I really do love Mike Cohn's format for user stories, but while formulating requirements in the form
"As a <type of user> I want <desired system interaction> so that <desired outcome>"
is very helpful for capturing requirements, it is in no way sufficient.
The point is not only that user stories really have to be written from a user's point of view.
Writing genuinely from a users perspective means that there should not be any story
"As an internet-user I want the system to perform garbage collection so that the server doesn't have to have too much memory."
because, quite frankly, most internet users don't care about garbage collection or the server's memory - they care about response times, user experience and (hopefully) the service that is provided.
But there is more to good requirements than just writing a story from a users point of view – one of the intriguing stories from Tom DeMarco's The Deadline is the one where a bunch of people read a 18-binder specification for a system and none of them dared to tell the project manager that they did not really understand what it was all about. Those binders where full of technical detail and elaborate formulas but lacked a couple of important things nobody noticed at first.
Until somebody asked "Where does the data come from?" and another one chimed in "Where do the outputs go to?" After that magical moment the spell was lifted and all kinds of missing information were was surfaced. In the end the specification was reworked and the project could go ahead.

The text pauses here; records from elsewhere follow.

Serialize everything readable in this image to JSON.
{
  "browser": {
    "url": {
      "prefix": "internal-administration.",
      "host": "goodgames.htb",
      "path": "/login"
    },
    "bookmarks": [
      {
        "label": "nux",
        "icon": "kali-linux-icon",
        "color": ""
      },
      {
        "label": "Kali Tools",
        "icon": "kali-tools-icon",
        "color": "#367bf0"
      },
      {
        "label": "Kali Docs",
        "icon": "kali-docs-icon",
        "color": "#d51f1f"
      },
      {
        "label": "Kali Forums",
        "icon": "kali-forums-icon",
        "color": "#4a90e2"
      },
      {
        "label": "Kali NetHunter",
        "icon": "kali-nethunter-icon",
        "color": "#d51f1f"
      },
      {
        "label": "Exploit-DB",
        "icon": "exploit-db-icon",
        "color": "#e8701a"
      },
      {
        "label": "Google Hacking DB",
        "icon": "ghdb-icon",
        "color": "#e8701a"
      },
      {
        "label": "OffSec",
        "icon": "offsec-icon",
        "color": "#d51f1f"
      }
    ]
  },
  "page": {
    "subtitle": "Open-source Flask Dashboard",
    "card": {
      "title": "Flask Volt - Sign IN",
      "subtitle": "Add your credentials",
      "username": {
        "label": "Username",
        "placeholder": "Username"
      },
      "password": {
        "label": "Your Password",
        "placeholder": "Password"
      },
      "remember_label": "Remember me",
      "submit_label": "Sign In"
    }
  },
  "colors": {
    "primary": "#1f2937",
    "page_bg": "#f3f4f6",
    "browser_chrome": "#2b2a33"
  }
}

Which brings us to the basic point of every operation in a system - there has to be an Input, some kind of Processing and an Output. In the olden days there was a name for that concept, it was called the IPO model and used to be applied to hardware as well as to software.
And even though we (hopefully) don't write our programs anymore as the sequence 'input division', 'processing division' and 'output division' the basic structure for requirements is still quite valid. If the input or the source of the input is unclear it is hard to decide how it should be handled. If the postprocessing is unclear – the output – it is hard to decide what to do with the results from the processing.
So for every requirement – if it is formulated as a user story or in any other way – before the implementation starts it should be clear what that user-story's IPO is.